EWN's Africa Correspondent, Jean-Jacques Cornish, reports on the day's top African news

President Jacob Zuma. Picture: GCIS

PRETORIA - South African President Jacob Zuma will attend the N'Djamena Summit to look at responses to March's rebel takeover in the Central African Republic (CAR).

On Wednesday, Zuma joined the summit hosted by Chadian President, Idriss Déby, wherein 10 central African states will discuss the way forward post-CAR rebel takeover.

Zuma will seek to diffuse the growing storm over South Africa's ill-fated CAR mission.

Déby, formerly one of ousted CAR president François Bozizé's backers, did not invite the exiled leader, who reportedly expected to attend the summit.

Déby had backed Bozizé when the latter sought to overthrow the CAR's previous president -from 1993 until 2003 - Ange-Félix Patassé, but has since abandoned Bozizé.

Thus, a hugely bitter Bozizé sought to stir matters when stating that Chadian soldiers had joined forces with the Seleka rebels who had killed 13 South African soldiers in March.

However, Déby and Zuma met after the Brazil, Russia, India, China and South Africa (BRICS) Summit in March, and it is highly probable that the two leaders discussed the N'Djamena summit.

PREPARING FOR BATTLE?

South Africa is approaching this summit with a heavy armed hand, having sent Gripen fighters, RX Helicopters, and Rooivalks, all from the South African contingent in the Democratic Republic of Congo - within striking range of the CAR.

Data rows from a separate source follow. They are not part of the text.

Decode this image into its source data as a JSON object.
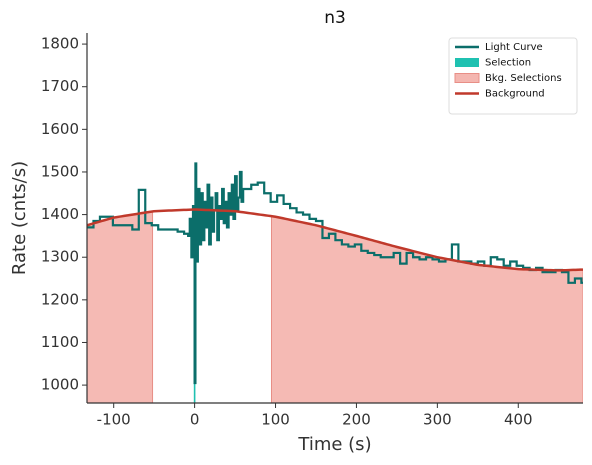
{
  "chart_data": {
    "type": "step",
    "title": "n3",
    "xlabel": "Time (s)",
    "ylabel": "Rate (cnts/s)",
    "xlim": [
      -133,
      480
    ],
    "ylim": [
      958,
      1826
    ],
    "xticks": [
      -100,
      0,
      100,
      200,
      300,
      400
    ],
    "yticks": [
      1000,
      1100,
      1200,
      1300,
      1400,
      1500,
      1600,
      1700,
      1800
    ],
    "legend": "upper right",
    "series": [
      {
        "name": "Light Curve",
        "color": "#0b6e6a",
        "kind": "step",
        "x": [
          -133,
          -125,
          -117,
          -109,
          -101,
          -93,
          -85,
          -77,
          -69,
          -61,
          -53,
          -45,
          -37,
          -29,
          -21,
          -13,
          -8,
          -6,
          -4,
          -2,
          0,
          1,
          2,
          4,
          6,
          8,
          10,
          12,
          14,
          16,
          18,
          20,
          22,
          24,
          26,
          28,
          30,
          32,
          34,
          36,
          38,
          40,
          42,
          44,
          46,
          48,
          50,
          52,
          54,
          56,
          58,
          60,
          62,
          70,
          78,
          86,
          94,
          102,
          110,
          118,
          126,
          134,
          142,
          150,
          158,
          166,
          174,
          182,
          190,
          198,
          206,
          214,
          222,
          230,
          238,
          246,
          254,
          262,
          270,
          278,
          286,
          294,
          302,
          310,
          318,
          326,
          334,
          342,
          350,
          358,
          366,
          374,
          382,
          390,
          398,
          406,
          414,
          422,
          430,
          438,
          446,
          454,
          462,
          470,
          478
        ],
        "values": [
          1370,
          1385,
          1395,
          1395,
          1375,
          1375,
          1375,
          1365,
          1458,
          1380,
          1375,
          1365,
          1365,
          1365,
          1360,
          1355,
          1350,
          1390,
          1300,
          1420,
          1005,
          1520,
          1290,
          1460,
          1330,
          1450,
          1340,
          1430,
          1370,
          1470,
          1330,
          1440,
          1360,
          1410,
          1450,
          1340,
          1420,
          1390,
          1460,
          1380,
          1430,
          1370,
          1450,
          1400,
          1470,
          1390,
          1490,
          1410,
          1440,
          1500,
          1430,
          1460,
          1460,
          1470,
          1475,
          1450,
          1430,
          1445,
          1425,
          1415,
          1405,
          1400,
          1390,
          1385,
          1345,
          1355,
          1340,
          1330,
          1325,
          1330,
          1315,
          1310,
          1305,
          1300,
          1300,
          1310,
          1285,
          1310,
          1300,
          1295,
          1300,
          1295,
          1290,
          1295,
          1330,
          1290,
          1290,
          1285,
          1290,
          1280,
          1300,
          1295,
          1280,
          1290,
          1280,
          1275,
          1270,
          1275,
          1265,
          1265,
          1270,
          1265,
          1240,
          1250,
          1240
        ]
      },
      {
        "name": "Selection",
        "color": "#1fc1b1",
        "kind": "band-under-step",
        "ranges": [
          [
            -1,
            1
          ]
        ]
      },
      {
        "name": "Bkg. Selections",
        "color": "#f4b6b0",
        "kind": "band-under-line",
        "ranges": [
          [
            -133,
            -52
          ],
          [
            95,
            480
          ]
        ]
      },
      {
        "name": "Background",
        "color": "#c0392b",
        "kind": "line",
        "x": [
          -133,
          -100,
          -50,
          0,
          50,
          100,
          150,
          200,
          250,
          300,
          350,
          400,
          450,
          480
        ],
        "values": [
          1375,
          1393,
          1408,
          1412,
          1408,
          1395,
          1375,
          1350,
          1324,
          1300,
          1282,
          1272,
          1269,
          1271
        ]
      }
    ]
  }
}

Furthermore, at Tuesday's memorial service for the 13 slain South African paratroopers, military sources stated that the military thinking is that South Africa should go in guns blazing as opposed to retreating once more.

The sentiment was clear: "Never again are we going to be caught unprepared."

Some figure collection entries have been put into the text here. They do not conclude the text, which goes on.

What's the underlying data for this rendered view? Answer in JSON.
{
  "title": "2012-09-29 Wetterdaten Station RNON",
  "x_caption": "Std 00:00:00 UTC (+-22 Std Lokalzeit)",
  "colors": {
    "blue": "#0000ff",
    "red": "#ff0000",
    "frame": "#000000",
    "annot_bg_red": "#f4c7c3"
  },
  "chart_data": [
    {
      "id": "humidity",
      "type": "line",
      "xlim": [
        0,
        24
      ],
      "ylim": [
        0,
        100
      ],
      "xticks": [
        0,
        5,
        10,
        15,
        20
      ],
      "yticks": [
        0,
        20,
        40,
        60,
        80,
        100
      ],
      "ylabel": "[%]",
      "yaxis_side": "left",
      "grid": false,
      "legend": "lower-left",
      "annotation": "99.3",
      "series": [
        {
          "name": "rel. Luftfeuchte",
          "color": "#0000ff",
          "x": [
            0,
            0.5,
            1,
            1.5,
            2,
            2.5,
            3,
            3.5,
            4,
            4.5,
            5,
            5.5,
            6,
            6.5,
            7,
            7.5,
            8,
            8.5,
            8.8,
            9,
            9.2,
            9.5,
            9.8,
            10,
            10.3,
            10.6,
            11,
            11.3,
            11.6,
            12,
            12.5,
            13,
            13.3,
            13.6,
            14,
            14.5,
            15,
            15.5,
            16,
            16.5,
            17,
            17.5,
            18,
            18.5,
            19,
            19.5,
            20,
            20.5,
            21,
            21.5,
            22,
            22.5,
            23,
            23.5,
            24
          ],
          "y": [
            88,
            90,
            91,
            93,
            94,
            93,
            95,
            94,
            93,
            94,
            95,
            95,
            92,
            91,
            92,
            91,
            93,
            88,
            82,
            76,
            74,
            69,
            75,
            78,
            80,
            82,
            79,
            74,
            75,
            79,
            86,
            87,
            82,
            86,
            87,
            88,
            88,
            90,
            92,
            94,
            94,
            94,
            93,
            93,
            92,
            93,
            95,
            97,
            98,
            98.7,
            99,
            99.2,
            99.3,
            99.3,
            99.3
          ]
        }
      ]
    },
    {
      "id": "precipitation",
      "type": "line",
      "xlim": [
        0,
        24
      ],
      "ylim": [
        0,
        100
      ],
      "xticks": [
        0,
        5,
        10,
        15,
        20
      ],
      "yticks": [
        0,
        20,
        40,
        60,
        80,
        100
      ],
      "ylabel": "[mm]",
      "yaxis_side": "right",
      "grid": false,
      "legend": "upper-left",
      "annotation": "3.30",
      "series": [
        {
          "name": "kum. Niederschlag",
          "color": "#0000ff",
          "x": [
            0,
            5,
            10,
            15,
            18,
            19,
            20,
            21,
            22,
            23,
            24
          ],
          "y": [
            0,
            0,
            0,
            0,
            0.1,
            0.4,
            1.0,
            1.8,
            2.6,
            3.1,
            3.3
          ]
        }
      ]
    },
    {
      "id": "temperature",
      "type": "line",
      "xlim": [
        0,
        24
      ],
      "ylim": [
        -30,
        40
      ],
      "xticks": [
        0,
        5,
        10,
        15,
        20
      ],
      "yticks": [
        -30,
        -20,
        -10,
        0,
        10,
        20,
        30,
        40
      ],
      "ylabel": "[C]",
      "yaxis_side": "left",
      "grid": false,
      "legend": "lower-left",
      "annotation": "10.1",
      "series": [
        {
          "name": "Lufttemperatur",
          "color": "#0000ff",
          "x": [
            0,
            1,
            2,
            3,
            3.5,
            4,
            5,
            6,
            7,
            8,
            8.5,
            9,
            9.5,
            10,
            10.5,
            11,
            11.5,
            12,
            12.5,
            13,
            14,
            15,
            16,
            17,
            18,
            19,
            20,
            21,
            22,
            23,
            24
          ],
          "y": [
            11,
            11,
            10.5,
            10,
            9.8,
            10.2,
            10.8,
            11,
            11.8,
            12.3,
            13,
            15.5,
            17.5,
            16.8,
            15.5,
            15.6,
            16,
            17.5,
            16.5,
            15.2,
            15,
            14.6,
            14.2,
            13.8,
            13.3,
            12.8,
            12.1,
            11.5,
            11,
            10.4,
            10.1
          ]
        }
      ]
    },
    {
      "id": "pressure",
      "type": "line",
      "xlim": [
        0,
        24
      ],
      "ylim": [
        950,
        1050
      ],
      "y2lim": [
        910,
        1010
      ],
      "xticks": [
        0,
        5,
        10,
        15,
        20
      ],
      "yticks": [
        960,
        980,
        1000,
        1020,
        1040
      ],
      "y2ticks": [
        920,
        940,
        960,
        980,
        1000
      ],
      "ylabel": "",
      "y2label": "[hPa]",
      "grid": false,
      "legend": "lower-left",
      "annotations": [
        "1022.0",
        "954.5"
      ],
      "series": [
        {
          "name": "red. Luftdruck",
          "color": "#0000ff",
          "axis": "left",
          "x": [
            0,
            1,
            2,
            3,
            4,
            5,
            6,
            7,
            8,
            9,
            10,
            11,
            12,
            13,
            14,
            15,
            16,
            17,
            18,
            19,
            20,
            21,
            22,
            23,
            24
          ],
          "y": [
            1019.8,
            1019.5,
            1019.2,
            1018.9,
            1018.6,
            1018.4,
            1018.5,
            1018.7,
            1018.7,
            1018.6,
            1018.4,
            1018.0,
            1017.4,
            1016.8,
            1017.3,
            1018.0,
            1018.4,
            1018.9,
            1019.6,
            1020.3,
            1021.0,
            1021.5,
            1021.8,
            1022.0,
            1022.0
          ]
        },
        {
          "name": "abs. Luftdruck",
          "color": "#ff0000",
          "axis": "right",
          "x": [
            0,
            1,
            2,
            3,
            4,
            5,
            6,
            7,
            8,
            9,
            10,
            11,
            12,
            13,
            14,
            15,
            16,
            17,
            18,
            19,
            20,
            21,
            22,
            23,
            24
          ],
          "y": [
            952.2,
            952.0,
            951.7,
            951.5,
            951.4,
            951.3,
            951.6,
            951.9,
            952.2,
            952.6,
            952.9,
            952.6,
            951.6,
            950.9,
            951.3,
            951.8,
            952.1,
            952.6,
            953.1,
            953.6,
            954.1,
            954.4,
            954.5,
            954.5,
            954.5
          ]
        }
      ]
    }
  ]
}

UNITED NATIONS PASSES TREATY

On Tuesday, the United Nations (UN) General Assembly passed the first-ever treaty regulating the global conventional weapons trade in an attempt to bring transparency and protection of human rights to the often murky industry.

This is a particularly impactful treaty for the African continent as Africa has had control of nuclear weapons for some time now.

The first conventional arms control treaty received overwhelming support by the United Nations General Assembly.

Only Syria, North Korea and Iran - which had blocked the treaty last week - voted against. Russia, one of the world's most prolific exporters of conventional weapons, was among the 23 countries abstaining.

The treaty will cover everything from warships to AK-47's.

Certainly a bad day for the opposing nations, warlords, pirates, terrorists and criminals in Africa.

EU REBUILDING MALI ARMY

In a 15-month operation, costing approximately $15 million, the European Union (EU) has begun rebuilding the Mali army.

Although there will be no combat, the EU Training Mission plans to train Mali's fractured army so it can defend against fresh attacks by Islamists when French forces begin withdrawing in coming weeks.

Islamist fighters seized control of northern Mali in 2012.